Artinya : "Seluruh anak Adam berdosa, dan sebaik-baik orang yang berdosa adalah yang bertaubat."(HR. Ibnu Maajah no. 4.241).


Pada saat Khalifah melakukan kesalahan dalam menjalankan roda kepemimpinan maka rakyat berhak untuk mengoreksinya baik secara langsung maupun melalui lembaga representative majelis ummat. Bahkan partai politik yang ada berhak mengoreksinya. Koreksi partai politik terhadap kebijakan Khalifah bukan dalam rangka untuk menjatuhkannya dengan mosi tidak percaya (impeachment) tapi dalam rangka menyerukan yang ma'ruf dan mencegah dari yang mungkar.


Bila seorang Khalifah terbukti melakukan kemungkaran atau tindakan kekufuran yang nyata (kufran bawahan) maka Khalifah akan diadili oleh mahkamah madzhalim dan ditegakkan hukuman atasnya sanksinya sesuai dengan tingkat kesalahannya mulai tindakan ta'zir hingga pemecatan (impeachment).


Allah SWT berfirman, 


{وَلْتَكُن مِّنكُمْ أُمَّةٌ يَدْعُونَ إِلَى الْخَيْرِ وَيَأْمُرُونَ بِالْمَعْرُوفِ وَيَنْهَوْنَ عَنِ الْمُنكَرِ ۚ وَأُولَٰئِكَ هُمُ الْمُفْلِحُونَ} [آل عمران : 104]


Artinya : "Dan hendaklah ada di antara kalian segolongan umat yang menyeru kepada kebajikan, menyuruh kepada yang makruf, dan mencegah dari yang mungkar; merekalah orang-orang yang beruntung.(QS. Al-imran : 104).

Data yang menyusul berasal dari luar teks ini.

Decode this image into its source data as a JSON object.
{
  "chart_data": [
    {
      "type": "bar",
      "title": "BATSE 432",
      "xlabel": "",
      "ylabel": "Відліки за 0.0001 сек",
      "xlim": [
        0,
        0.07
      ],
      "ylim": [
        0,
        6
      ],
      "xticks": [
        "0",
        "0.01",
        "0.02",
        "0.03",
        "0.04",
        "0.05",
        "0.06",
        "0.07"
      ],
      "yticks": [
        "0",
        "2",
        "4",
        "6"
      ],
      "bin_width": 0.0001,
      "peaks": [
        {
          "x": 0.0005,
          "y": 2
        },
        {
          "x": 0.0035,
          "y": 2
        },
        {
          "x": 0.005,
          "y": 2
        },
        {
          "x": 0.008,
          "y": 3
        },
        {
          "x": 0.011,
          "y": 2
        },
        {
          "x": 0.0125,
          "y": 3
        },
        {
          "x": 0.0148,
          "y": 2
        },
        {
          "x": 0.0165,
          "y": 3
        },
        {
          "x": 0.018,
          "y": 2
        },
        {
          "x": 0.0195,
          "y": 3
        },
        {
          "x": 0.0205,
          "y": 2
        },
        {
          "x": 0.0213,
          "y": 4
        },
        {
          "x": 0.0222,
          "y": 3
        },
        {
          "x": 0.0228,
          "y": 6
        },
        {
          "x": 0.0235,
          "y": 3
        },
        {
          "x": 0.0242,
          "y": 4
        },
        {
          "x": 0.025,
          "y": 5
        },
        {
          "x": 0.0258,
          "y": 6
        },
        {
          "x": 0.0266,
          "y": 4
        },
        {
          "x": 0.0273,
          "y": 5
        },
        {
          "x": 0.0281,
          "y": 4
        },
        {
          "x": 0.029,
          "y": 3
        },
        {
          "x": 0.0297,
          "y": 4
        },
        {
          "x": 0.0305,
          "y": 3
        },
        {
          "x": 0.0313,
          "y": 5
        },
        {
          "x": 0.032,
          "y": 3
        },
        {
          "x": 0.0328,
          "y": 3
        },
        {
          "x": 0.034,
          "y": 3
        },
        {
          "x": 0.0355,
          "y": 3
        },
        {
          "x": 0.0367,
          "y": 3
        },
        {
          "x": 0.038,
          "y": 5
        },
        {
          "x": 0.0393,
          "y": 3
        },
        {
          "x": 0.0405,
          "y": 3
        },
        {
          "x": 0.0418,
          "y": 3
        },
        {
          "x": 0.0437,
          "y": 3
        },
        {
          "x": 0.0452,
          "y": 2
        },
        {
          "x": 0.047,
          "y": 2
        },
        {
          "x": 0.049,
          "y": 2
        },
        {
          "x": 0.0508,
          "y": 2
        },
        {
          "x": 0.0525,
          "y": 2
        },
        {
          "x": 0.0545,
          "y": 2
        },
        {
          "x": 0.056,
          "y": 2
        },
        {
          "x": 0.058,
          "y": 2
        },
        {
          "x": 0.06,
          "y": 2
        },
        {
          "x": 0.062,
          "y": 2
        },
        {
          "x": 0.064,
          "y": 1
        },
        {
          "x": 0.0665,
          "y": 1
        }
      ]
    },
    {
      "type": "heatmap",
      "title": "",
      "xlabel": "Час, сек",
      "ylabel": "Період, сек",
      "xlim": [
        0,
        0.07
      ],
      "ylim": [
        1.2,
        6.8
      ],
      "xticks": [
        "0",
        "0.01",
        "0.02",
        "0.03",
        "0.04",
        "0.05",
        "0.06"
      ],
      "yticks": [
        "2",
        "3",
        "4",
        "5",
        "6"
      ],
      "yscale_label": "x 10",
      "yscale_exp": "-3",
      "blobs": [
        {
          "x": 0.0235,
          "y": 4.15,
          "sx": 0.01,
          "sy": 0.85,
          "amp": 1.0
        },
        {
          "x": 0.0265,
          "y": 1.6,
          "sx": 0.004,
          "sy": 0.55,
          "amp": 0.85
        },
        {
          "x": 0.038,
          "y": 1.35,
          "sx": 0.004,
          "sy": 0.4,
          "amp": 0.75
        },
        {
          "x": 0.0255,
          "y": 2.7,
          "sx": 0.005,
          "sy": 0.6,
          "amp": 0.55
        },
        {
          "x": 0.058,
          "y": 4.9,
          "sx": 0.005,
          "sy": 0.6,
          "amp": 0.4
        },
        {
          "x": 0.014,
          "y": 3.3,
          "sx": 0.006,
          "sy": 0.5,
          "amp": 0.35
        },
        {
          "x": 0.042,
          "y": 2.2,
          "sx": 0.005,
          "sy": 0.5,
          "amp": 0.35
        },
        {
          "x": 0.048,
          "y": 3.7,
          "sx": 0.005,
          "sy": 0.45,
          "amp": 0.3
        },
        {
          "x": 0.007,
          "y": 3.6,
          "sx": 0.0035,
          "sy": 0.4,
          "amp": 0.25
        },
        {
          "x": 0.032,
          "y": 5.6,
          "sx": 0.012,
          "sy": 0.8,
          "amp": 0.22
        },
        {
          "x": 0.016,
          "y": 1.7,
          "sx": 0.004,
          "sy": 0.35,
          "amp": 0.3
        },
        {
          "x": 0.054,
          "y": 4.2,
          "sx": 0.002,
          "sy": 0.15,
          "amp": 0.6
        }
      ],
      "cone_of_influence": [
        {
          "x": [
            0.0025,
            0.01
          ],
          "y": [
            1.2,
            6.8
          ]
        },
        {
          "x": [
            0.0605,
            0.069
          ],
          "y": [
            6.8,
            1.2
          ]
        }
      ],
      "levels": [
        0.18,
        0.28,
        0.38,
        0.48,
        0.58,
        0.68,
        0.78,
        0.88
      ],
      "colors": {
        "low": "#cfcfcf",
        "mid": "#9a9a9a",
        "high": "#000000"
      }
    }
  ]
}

Imam Al-qadhi Al-Baydhawi rahimahullahu didalam kitab tafsirnya menjelaskan Surat Al-imran ayat 104, lafadz Min dalam ayat tsb mempunyai konotasi li at-tab’idh yaitu menunjukkan makna sebagian karena amar ma'ruf dan nahyi mungkar merupakan fardhu kifayah.


Disamping itu karena aktivitas tsb tidak bisa dilakukan oleh setiap orang, ketika orang yang diperintah oleh nash tsb harus mempunyai sejumlah syarat yang tidak bisa dipenuhi oleh semua orang. Seperti pengetahuan tentang hukum, tingkat kecakapan, tata cara menunaikannya dan kemampuan melaksanakannya. Perintah tsb memang menyeru kepada seluruh umat Islam namun yang diminta mengerjakannya hanya sebagian dari mereka.

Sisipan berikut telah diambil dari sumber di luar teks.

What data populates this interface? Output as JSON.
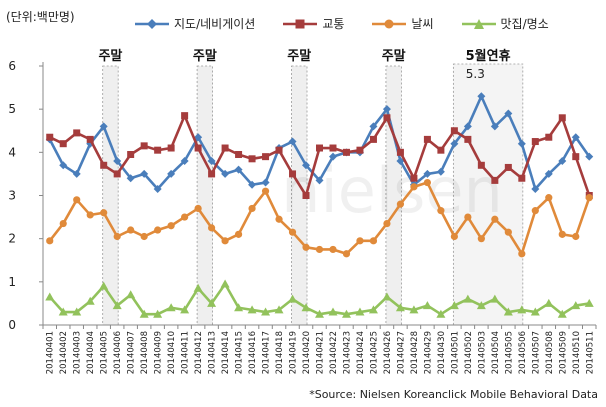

Hal itu membuktikan bahwa perintah tsb wajib untuk seluruhnya sehingga ketika mereka meninggalkan pokok kewajiban tsb semuanya berdosa. Namun kewajiban tsb dinyatakan gugur jika ada sebagian diantara mereka yang mengerjakannya. (Kitab Tafsir Al-baidhawi Juz I hal 374).


*Penutup*


Partai politik oposisi tidak dikenal dalam Islam. Eksistensi partai politik Islam memiliki peran dan fungsinya untuk mengoreksi penguasa (muhasabah li alhukkam). Sebab hukum mengoreksi penguasa adalah fardhu atas kaum muslimin. Benar, seorang penguasa wajib ditaati walaupun mrk melakukan kedzaliman dan memangsa hak-hak rakyat. Akan tapi taat kepada penguasa lalim bukan berarti meniadakan kewajiban melakukan koreksi atas diri mereka atau berdiam diri terhadap kemungkaran. Rasulullah SAW bersabda, 


مَنْ رَأَى مِنْكُمْ مُنْكَرًا فَلْيُغَيِّرْهُ بِيَدِهِ فَإِنْ لَمْ يَسْتَطِعْ فَبِلِسَانِهِ فَإِنْ لَمْ يَسْتَطِعْ فَبِقَلْبِهِ وَذَلِكَ أَضْعَفُ الْإِيمَانِ .( رواه مسلم) 


Artinya :“Barangsiapa diantara kamu yang melihat kemungkaran maka hendaklah ia mengubahnya dgn tangannya, jika ia tidak mampu maka dgn lidahnya, jika tidak mampu maka dengan hatinya dan itulah selemah-lemah iman “(HR.Muslim).